When family caregivers are under a lot of stress, the chances increase that their loved ones will have to move to a nursing home. That’s the conlusion of an important new study by my Urban Institute colleagues Brenda Spillman and Sharon Long.

That conclusion may seem obvious to caregivers, but Spillman and Long back it up with some hard data. They found that when family members suffer physical strain, lack of sleep, or financial pressures, their elders are far less likely to be able stay at home. Their research squares with what I saw over and over again with the families in my book Caring for Our Parents.

One family, Steve and Judy Dow of Burlington, Vermont were trying to care for Steve’s mom, Judy’s parents, and raise two high school kids while working full time–Steve as a contractor and Judy as a public school teacher. It finally became too much, especially with Steve’s mother who suffered from severe dementia, and the couple made the decision to move her into an assisted living facility.
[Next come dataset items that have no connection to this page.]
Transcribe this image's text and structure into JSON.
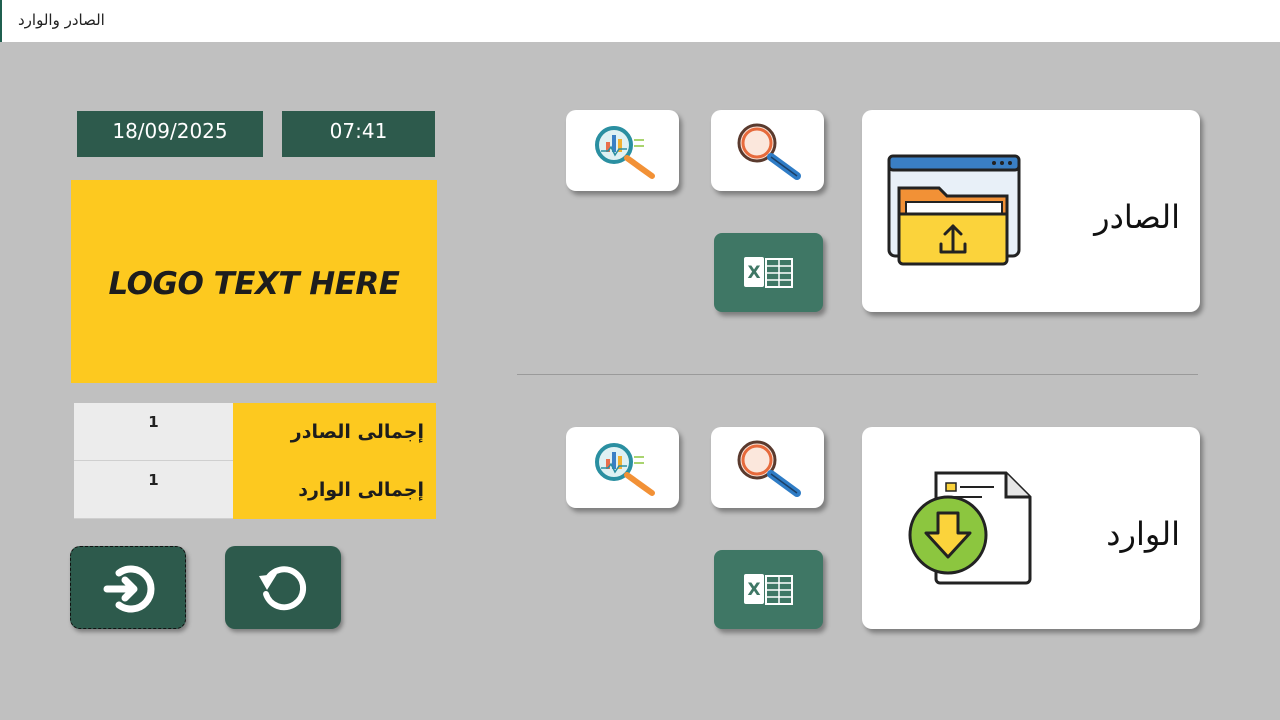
{
  "window": {
    "title": "الصادر والوارد"
  },
  "header": {
    "date": "18/09/2025",
    "time": "07:41"
  },
  "logo": {
    "text": "LOGO TEXT HERE"
  },
  "totals": [
    {
      "label": "إجمالى الصادر",
      "value": "1"
    },
    {
      "label": "إجمالى الوارد",
      "value": "1"
    }
  ],
  "outgoing": {
    "label": "الصادر"
  },
  "incoming": {
    "label": "الوارد"
  },
  "icons": {
    "outgoing_main": "folder-upload-icon",
    "incoming_main": "document-download-icon",
    "search": "magnifier-icon",
    "analytics": "analytics-search-icon",
    "excel": "excel-icon",
    "exit": "exit-icon",
    "refresh": "refresh-icon"
  },
  "colors": {
    "accent_green": "#2d5a4c",
    "excel_green": "#3f7765",
    "logo_yellow": "#fdc91f",
    "background": "#c0c0c0"
  }
}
There are lots of other reasons why chronically ill seniors are no longer able to stay at home, including their own declining health. But Brenda and Sharon conclude that if severe caregiver stress could somehow be eliminated, nursing home admissions could be cut by more than 70,000. 

Finding ways to reduce these crushing levels of stress is not easy, but this research, which expands on the results of some earlier studies, shows why it is important to try.